← back

work

handshake

may 2023 — present

software engineer - cloud infrastructure

led the upgrade and right-sizing of handshake's entire memorystore redis fleet (~65 instances across 5 environments) from redis 4.0/6.x to 7.2 — $280K/year in recurring cost savings, total memory footprint down 61% (982 GB → 381 GB), three years of downstream gem and sidekiq tech debt unblocked, zero production incidents.

led the migration of handshake's ci build infrastructure — our most developer-critical platform — off aws ec2 and onto gcp / gke as named project lead from kickoff through cutover. pivoted from static ec2 builders to ephemeral agents running in kubernetes pods, the critical unlock that lets ci scale with engineering headcount. android and linux builders all now run on a kubernetes-native platform with full infrastructure-as-code, modern secrets management, and a stronger security posture. ~$240K/year in cost savings.

diagnosed a year-long silent failure in our nfs-based git cache for ci builds — the refresh cronjob and consumer pods had been mounting mismatched pvcs for months, leaving every build pulling fresh from origin. shipped the minimum-viable fix (aligned pvcs, faster refresh cadence, proper kubernetes fsgroup ownership in place of a hack init container) that captured ~70-80% of the available networking savings for ~1% of the engineering effort. killed my own previously-scoped daemonset rearchitecture in favor of the simpler design, and concurrently retired two orphaned storage volumes (~11 TiB total) found during the audit — ~$39K/year in recurring cost.

as part of the same ci cost initiative, shipped a one-pr opt-in mechanism that turned on bring-your-own-bucket artifact uploads for every pipeline org-wide — a platform-level switch flipped once and adopted across the entire build fleet, completing the ~$180K/year networking savings program.

rivian

mar 2021 — may 2023

software engineer - platform infrastructure

owned and hardened the in-house terraform module library — 50+ modules used by 500+ engineers across the company — and maintained the broader infrastructure-as-code stack that the same audience depended on day to day.

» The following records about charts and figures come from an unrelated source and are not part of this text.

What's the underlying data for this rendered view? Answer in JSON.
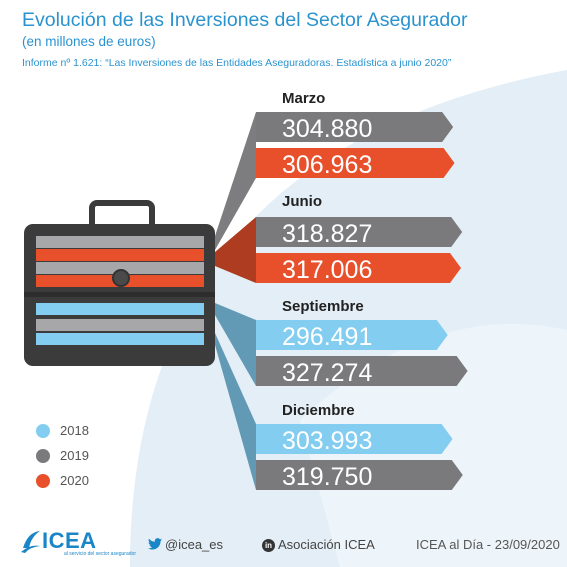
{
  "header": {
    "title": "Evolución de las Inversiones del Sector Asegurador",
    "subtitle": "(en millones de euros)",
    "source": "Informe nº 1.621: “Las Inversiones de las Entidades Aseguradoras. Estadística a junio 2020”"
  },
  "colors": {
    "accent": "#2a93cf",
    "y2018": "#83cdf1",
    "y2019": "#7a7a7c",
    "y2020": "#e8502c",
    "background_shape": "#e3eef6"
  },
  "chart_data": {
    "type": "bar",
    "categories": [
      "Marzo",
      "Junio",
      "Septiembre",
      "Diciembre"
    ],
    "series": [
      {
        "name": "2018",
        "values": [
          null,
          null,
          296.491,
          303.993
        ]
      },
      {
        "name": "2019",
        "values": [
          304.88,
          318.827,
          327.274,
          319.75
        ]
      },
      {
        "name": "2020",
        "values": [
          306.963,
          317.006,
          null,
          null
        ]
      }
    ],
    "value_labels": [
      [
        "304.880",
        "306.963"
      ],
      [
        "318.827",
        "317.006"
      ],
      [
        "296.491",
        "327.274"
      ],
      [
        "303.993",
        "319.750"
      ]
    ],
    "bar_series": [
      [
        "2019",
        "2020"
      ],
      [
        "2019",
        "2020"
      ],
      [
        "2018",
        "2019"
      ],
      [
        "2018",
        "2019"
      ]
    ],
    "legend": [
      "2018",
      "2019",
      "2020"
    ],
    "legend_position": "bottom-left",
    "grid": false
  },
  "footer": {
    "logo": "ICEA",
    "logo_tagline": "al servicio del sector asegurador",
    "twitter": "@icea_es",
    "linkedin_badge": "in",
    "linkedin": "Asociación ICEA",
    "date": "ICEA al Día - 23/09/2020"
  }
}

led the migration from script-based helm deployments to a versioned terraform module adopted across 20+ kubernetes clusters, reimplemented a system-critical dns component and rolled it through 8+ eks clusters with zero customer impact, and scripted the move from cluster-autoscaler to karpenter across our eks fleet.

built drift-detection tooling across 8+ aws accounts to surface unmanaged and orphaned infrastructure, automated documentation and tech-writing pipelines (200+ documents published without manual intervention), and contributed upstream fixes to open policy agent and eks-blueprints.

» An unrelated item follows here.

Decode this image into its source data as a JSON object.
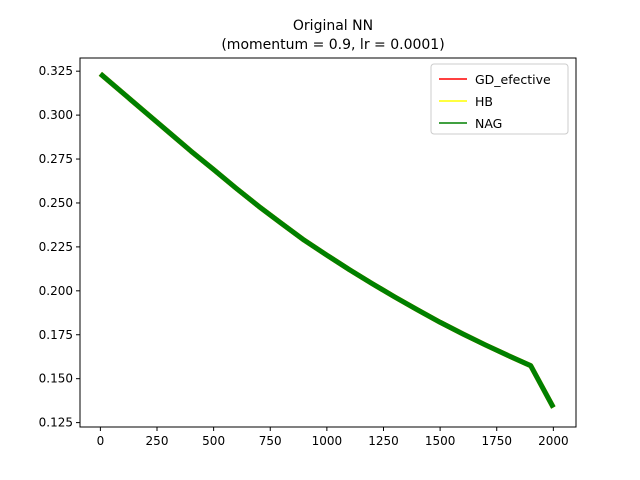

served as the embedded platform liaison to multiple ~15-person product teams during their design and build phases, maintained 10+ multi-region clusters, and rotated on-call for all critical platform services. my first high-leverage job — and the one that taught me what platform engineering is actually for.

iotium

oct 2019 — feb 2021

software engineer

worked on iotium's ot access platform: wrote the python + ansible framework that deployed microservices across dev/staging/prod, automated aws infrastructure with terraform, designed custom aws rbac for internal teams, and ran jenkins for continuous releases.

some wins: release-to-prod time down to 30 minutes, ~10-minute downtime cap via a database rollback feature, bulk device onboarding via yaml in the cli, and 20%+ less ops workload from internal tooling. also took on-call rotation and acted as the cross-time-zone bridge between support, solutions, and our india engineering team.

ucsc genomics institute

jan 2018 — jul 2019

junior system admin

officially: linux admin work across 30+ file systems — OS installs, network configs, openstack components, and a python script (my first) to automate a tedious file-transfer process with unix syscalls.

unofficially: a lot of standing around in the server room mostly untangling ethernet cables.

ucsc residential networking

sep 2016 — dec 2018

network technician

two years of patching up student laptops across windows, mac, and linux, evicting malware, and convincing 150+ dorm routers to acknowledge the campus network.

closed 1000+ servicenow tickets along the way — turns out 'have you tried turning it off and on again' really does work most of the time.